I have always loved reading cookbooks, almost as a hobby in itself. One year after college, I received — probably from my mother — a boxed set of cookbooks by Jeff Smith, also known as The Frugal Gourmet. I think he came up in the news in years past about some unsavory behavior, but I didn’t follow it that close, and refuse to taint the image of his delightful shows on TV and the wonderful hours of reading his stories accompanying the recipes. But I do remember two great tips from his books.

You know those pesky onions skins that wreak havoc with your garbage disposal? Why throw them out? If you add those onion skins to the pot, they help develop a beautiful yellow base to your broth. That doesn’t look low-salt at all, does it now? Just wash the onion before chopping it, and don’t bother peeling the skin. Throw it into the water! Regarding celery, don’t chop off those leaves on the end either.
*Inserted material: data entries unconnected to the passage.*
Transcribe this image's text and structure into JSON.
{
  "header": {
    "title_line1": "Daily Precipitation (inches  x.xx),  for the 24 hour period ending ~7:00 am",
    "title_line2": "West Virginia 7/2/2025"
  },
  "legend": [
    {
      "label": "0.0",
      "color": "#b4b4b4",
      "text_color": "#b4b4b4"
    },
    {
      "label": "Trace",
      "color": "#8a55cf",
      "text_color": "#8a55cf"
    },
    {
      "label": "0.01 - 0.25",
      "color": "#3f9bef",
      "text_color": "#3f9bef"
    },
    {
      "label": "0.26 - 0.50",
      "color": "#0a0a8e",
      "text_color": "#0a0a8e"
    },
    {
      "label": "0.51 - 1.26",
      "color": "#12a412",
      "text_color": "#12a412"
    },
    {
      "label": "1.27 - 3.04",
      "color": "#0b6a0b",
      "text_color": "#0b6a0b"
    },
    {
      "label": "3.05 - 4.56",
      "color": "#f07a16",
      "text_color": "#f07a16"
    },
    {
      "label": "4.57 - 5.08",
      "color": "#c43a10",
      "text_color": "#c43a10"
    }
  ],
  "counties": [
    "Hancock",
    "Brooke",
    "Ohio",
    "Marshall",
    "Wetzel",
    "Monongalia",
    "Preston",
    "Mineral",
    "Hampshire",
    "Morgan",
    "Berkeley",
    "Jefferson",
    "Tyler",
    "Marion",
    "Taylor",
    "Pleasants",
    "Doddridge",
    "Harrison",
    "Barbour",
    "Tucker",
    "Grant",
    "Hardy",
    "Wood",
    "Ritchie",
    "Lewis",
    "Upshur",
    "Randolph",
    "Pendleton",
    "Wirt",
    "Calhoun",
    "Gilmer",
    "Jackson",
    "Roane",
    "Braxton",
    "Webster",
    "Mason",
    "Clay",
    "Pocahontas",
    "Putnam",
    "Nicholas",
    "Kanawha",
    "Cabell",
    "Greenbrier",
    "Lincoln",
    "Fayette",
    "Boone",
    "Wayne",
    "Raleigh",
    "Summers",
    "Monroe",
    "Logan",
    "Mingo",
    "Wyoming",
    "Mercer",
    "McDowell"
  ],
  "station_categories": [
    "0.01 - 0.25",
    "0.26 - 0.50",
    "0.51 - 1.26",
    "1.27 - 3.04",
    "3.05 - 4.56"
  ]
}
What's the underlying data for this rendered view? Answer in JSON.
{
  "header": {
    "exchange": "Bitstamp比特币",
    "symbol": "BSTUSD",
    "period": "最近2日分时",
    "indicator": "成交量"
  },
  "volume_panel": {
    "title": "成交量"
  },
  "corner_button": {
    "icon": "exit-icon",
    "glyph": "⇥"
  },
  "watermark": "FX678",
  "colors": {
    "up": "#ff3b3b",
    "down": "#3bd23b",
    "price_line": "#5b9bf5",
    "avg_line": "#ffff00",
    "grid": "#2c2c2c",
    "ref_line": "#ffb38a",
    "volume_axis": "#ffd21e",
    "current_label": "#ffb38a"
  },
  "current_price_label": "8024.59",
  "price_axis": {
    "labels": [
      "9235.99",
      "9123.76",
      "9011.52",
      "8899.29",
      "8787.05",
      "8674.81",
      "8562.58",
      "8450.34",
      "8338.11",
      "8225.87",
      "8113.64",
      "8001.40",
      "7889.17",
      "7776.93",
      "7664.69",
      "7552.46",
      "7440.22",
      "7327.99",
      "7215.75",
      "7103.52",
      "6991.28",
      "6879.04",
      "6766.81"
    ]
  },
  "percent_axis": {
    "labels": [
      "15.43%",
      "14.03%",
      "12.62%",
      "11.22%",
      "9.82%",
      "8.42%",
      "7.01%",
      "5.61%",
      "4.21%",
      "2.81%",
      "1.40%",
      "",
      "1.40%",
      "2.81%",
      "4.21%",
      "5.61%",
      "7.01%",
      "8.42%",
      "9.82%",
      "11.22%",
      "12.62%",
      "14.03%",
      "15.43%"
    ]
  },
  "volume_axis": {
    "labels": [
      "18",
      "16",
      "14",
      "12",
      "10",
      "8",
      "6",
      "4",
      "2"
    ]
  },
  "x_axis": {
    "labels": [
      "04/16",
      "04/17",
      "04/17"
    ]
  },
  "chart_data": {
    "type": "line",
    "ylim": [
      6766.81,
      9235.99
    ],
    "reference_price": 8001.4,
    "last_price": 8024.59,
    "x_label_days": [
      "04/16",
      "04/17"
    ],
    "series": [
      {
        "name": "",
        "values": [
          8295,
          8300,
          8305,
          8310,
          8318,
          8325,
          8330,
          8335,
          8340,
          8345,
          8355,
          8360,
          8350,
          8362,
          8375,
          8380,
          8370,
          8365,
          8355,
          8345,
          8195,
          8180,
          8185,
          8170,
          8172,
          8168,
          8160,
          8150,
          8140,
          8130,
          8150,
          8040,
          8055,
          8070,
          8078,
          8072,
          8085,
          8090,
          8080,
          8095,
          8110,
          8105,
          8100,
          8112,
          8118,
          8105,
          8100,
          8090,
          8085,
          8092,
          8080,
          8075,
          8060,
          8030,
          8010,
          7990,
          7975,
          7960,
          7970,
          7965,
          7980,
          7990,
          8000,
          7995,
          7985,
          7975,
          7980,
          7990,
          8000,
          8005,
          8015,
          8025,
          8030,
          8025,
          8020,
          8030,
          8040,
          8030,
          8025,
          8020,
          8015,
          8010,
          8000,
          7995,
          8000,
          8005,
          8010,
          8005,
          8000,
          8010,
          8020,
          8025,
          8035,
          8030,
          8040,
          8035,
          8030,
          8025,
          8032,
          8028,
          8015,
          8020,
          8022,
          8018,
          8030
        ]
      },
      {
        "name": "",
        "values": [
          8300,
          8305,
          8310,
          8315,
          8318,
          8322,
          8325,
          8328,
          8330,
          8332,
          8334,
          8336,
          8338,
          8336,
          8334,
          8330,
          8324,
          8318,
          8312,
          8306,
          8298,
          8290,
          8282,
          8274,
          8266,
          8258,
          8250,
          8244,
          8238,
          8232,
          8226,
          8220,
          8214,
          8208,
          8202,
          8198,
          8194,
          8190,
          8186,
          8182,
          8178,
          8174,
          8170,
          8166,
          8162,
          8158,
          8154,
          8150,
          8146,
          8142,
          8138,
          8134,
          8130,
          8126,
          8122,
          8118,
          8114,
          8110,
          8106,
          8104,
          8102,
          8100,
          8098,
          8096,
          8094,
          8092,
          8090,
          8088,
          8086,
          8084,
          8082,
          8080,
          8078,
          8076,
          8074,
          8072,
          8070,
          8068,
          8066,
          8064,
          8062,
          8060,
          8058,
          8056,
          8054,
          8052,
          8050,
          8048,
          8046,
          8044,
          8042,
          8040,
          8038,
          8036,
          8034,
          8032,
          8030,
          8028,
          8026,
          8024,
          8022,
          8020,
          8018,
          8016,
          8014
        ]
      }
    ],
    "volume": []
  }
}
The celery leaves have just as much flavor (or more) as the stalk. Toss them right in, too. Those two hints really led me to the start of my journey of making some great homemade broth.
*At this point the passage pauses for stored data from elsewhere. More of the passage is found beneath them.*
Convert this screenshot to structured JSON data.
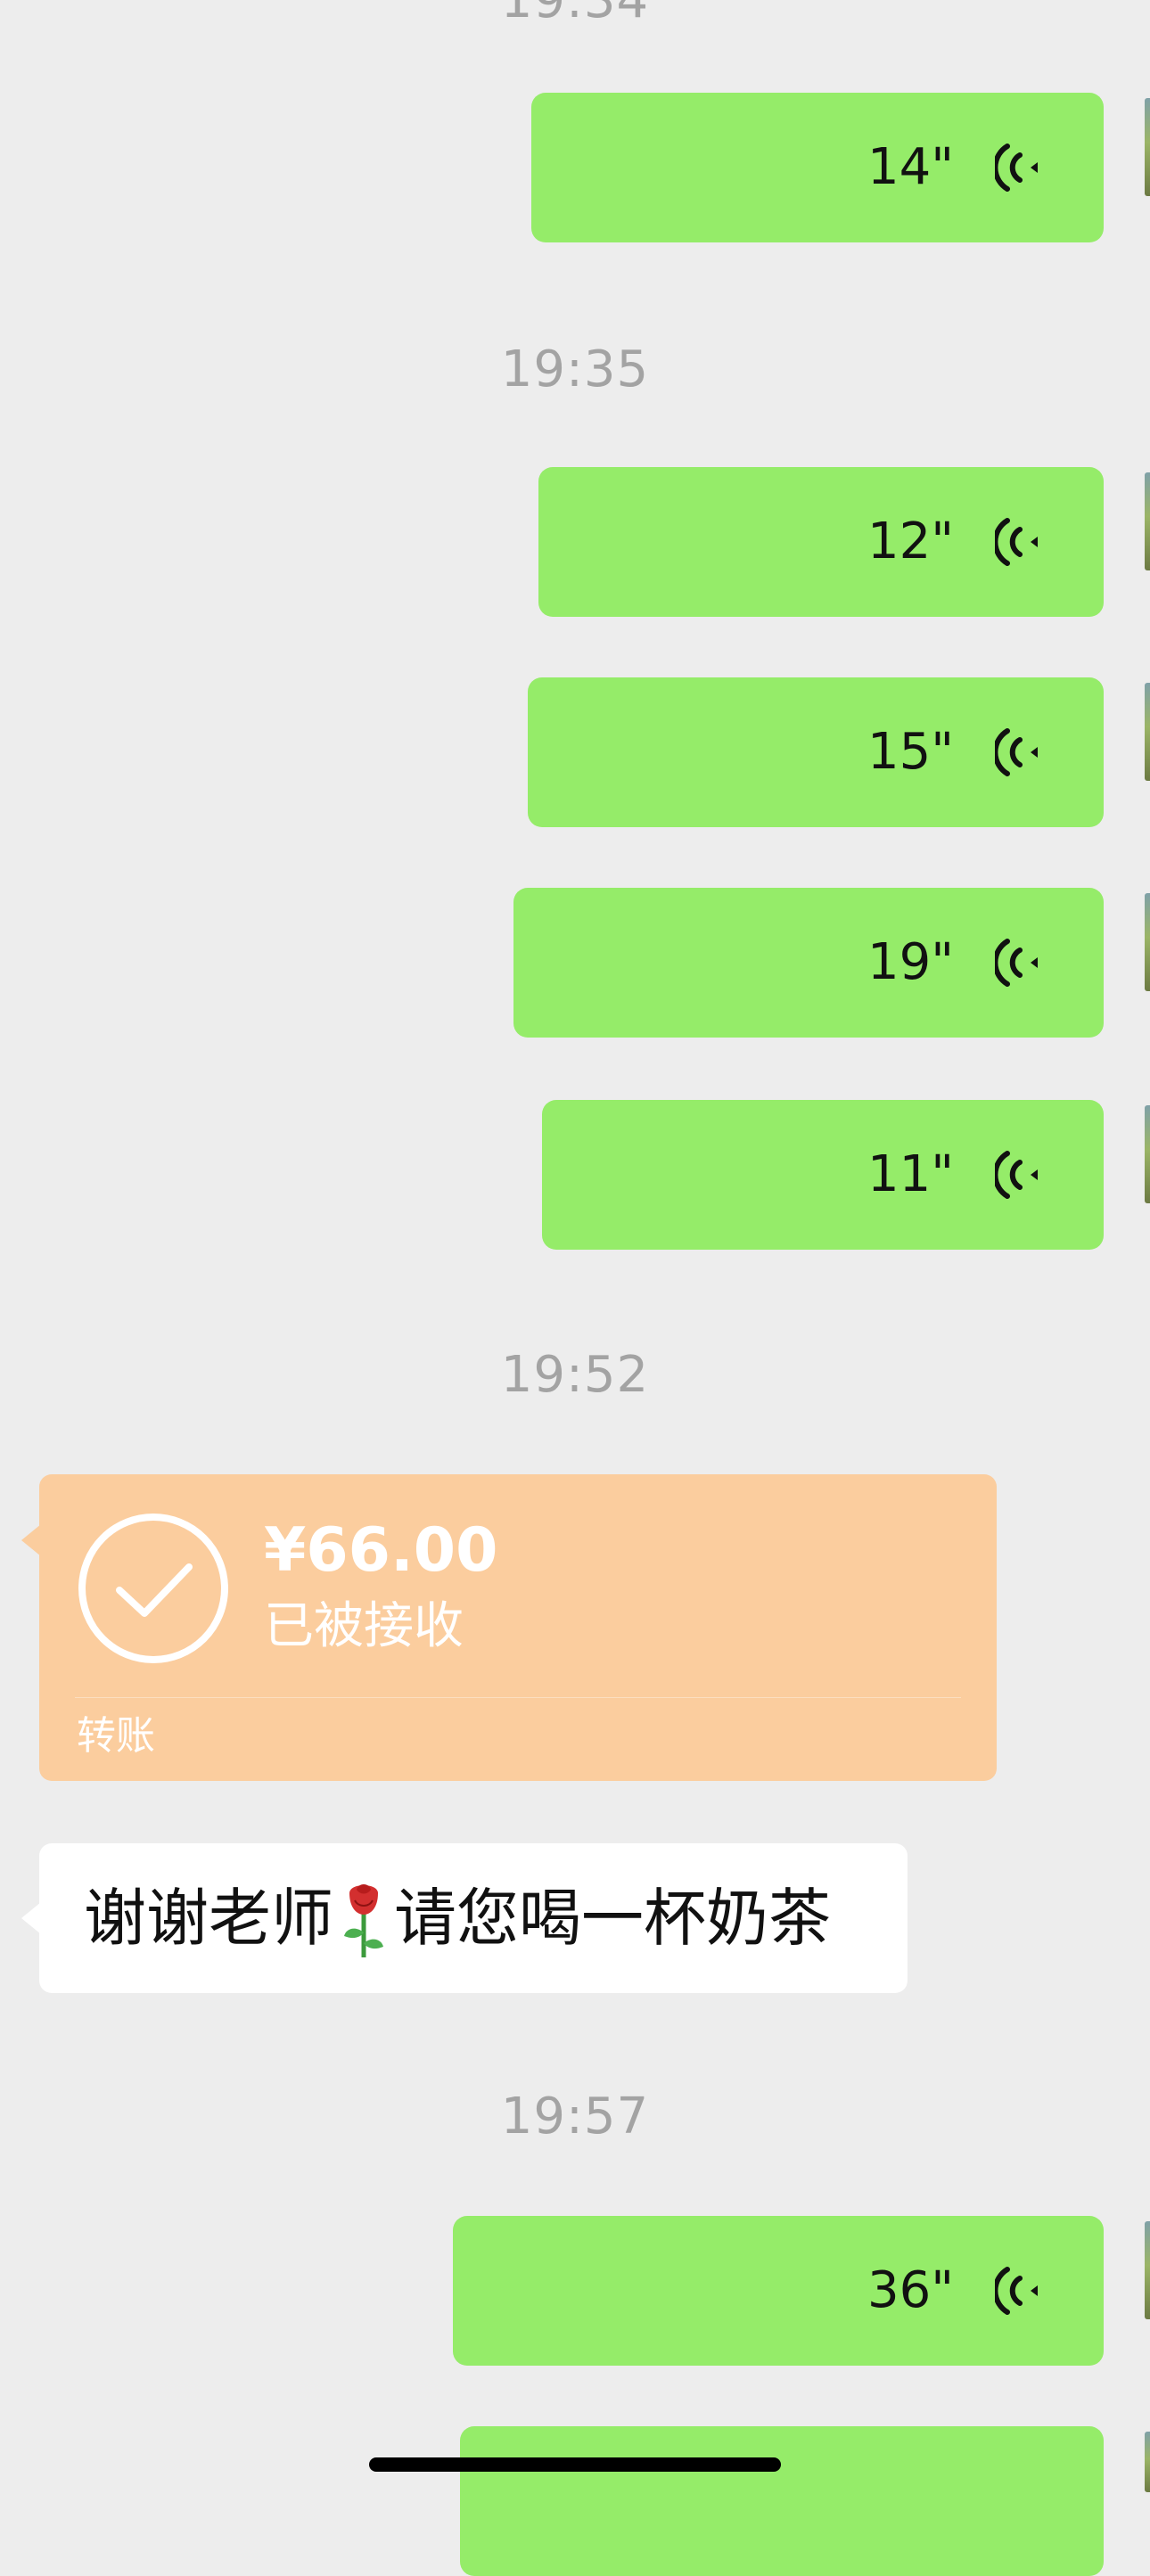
{
  "chat": {
    "timestamps": [
      "19:34",
      "19:35",
      "19:52",
      "19:57"
    ],
    "voice_messages": [
      {
        "duration": "14\""
      },
      {
        "duration": "12\""
      },
      {
        "duration": "15\""
      },
      {
        "duration": "19\""
      },
      {
        "duration": "11\""
      },
      {
        "duration": "36\""
      },
      {
        "duration": "⁠"
      }
    ],
    "transfer": {
      "amount": "¥66.00",
      "status": "已被接收",
      "label": "转账"
    },
    "text_message": {
      "before_emoji": "谢谢老师",
      "emoji": "rose",
      "after_emoji": "请您喝一杯奶茶"
    }
  },
  "colors": {
    "background": "#ededed",
    "outgoing_bubble": "#95ec69",
    "transfer_bubble": "#fbcd9e",
    "incoming_bubble": "#ffffff",
    "timestamp_text": "#a3a3a3"
  },
  "icons": [
    "voice-wave-icon",
    "check-circle-icon",
    "rose-emoji"
  ]
}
My next tip regards garlic. Freshly pressed garlic has a wonderful aroma and taste, but the jars of pre-minced garlic have a place of their own. The juice from the jar is packed with flavor that heightens the otherwise blandness of a low-to-no-sodium broth. When making the broth, in addition to adding the minced garlic (which will get strained off in the end), add some of the juice from the jar. This will add a depthness of flavor to your broth that no salt could replace.
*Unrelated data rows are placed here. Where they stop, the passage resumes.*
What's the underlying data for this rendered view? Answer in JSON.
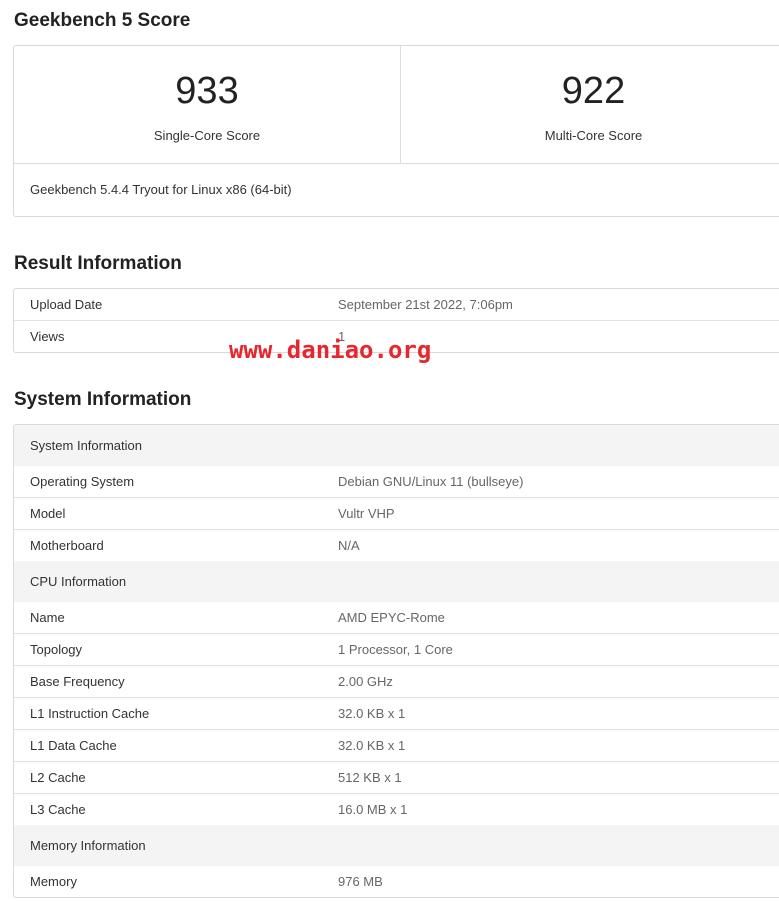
{
  "geekbench": {
    "title": "Geekbench 5 Score",
    "single_core": {
      "value": "933",
      "label": "Single-Core Score"
    },
    "multi_core": {
      "value": "922",
      "label": "Multi-Core Score"
    },
    "version": "Geekbench 5.4.4 Tryout for Linux x86 (64-bit)"
  },
  "result_info": {
    "title": "Result Information",
    "rows": [
      {
        "label": "Upload Date",
        "value": "September 21st 2022, 7:06pm"
      },
      {
        "label": "Views",
        "value": "1"
      }
    ]
  },
  "watermark": "www.daniao.org",
  "system_info": {
    "title": "System Information",
    "sections": [
      {
        "header": "System Information",
        "rows": [
          {
            "label": "Operating System",
            "value": "Debian GNU/Linux 11 (bullseye)"
          },
          {
            "label": "Model",
            "value": "Vultr VHP"
          },
          {
            "label": "Motherboard",
            "value": "N/A"
          }
        ]
      },
      {
        "header": "CPU Information",
        "rows": [
          {
            "label": "Name",
            "value": "AMD EPYC-Rome"
          },
          {
            "label": "Topology",
            "value": "1 Processor, 1 Core"
          },
          {
            "label": "Base Frequency",
            "value": "2.00 GHz"
          },
          {
            "label": "L1 Instruction Cache",
            "value": "32.0 KB x 1"
          },
          {
            "label": "L1 Data Cache",
            "value": "32.0 KB x 1"
          },
          {
            "label": "L2 Cache",
            "value": "512 KB x 1"
          },
          {
            "label": "L3 Cache",
            "value": "16.0 MB x 1"
          }
        ]
      },
      {
        "header": "Memory Information",
        "rows": [
          {
            "label": "Memory",
            "value": "976 MB"
          }
        ]
      }
    ]
  }
}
My last tip is Mrs. Dash. There are some wonderful flavors available now of these no-salt herb substitutes, and I guarantee you will not be disappointed with this in your cooking. This brand even has a Southwest Chipotle flavor! We use many of them liberally in our cooking now.

I’ll be completely vague with the amounts, because you can use this recipe whether you are using an entire chicken or turkey carcass, or just poaching a couple of chicken breasts for an enchilada recipe. Just learn to eyeball the amounts you think you will need depending on how much you are making. Half the fun of cooking is experimenting. OK, on to the recipe.

Low-Salt Chicken (or Turkey) Broth

Chicken or Turkey bones, with or without meat on them
Yellow onion, with skins
Carrots (no don’t peel them, just wash them)
Celery, with the leaves
Minced garlic from a jar, plus some of the oil
Mrs. Dash Garlic and Herb Blend
Fresh or dried parsley
Salt (if any) and a teaspoon of black peppercorns

In a pot large enough to handle the meat and/or bones, cover with water to at least an inch or more over them. Add the rest of the ingredients and bring to a boil. Reduce heat, and simmer three or 4 hours, skimming the top of the pot of any froth and fat that may rise to the surface. When done, drain the broth through a colander or sieve lined with mesh or cheesecloth. Don’t forget to put another pot or receptacle under it during this process. I’ll never forget the time I put the colander in the sink without that, and poured my entire efforts down the drain, lol. You can imagine my shock and dismay when I realized what I had just done. For that reason, I do still keep a couple of cans of low-sodium canned chicken broth in the cupboard.

As a side note, I let the vegetables cool and bag them up in the fridge and add them to my dog’s food as extra yummies the next day or so. Double mileage!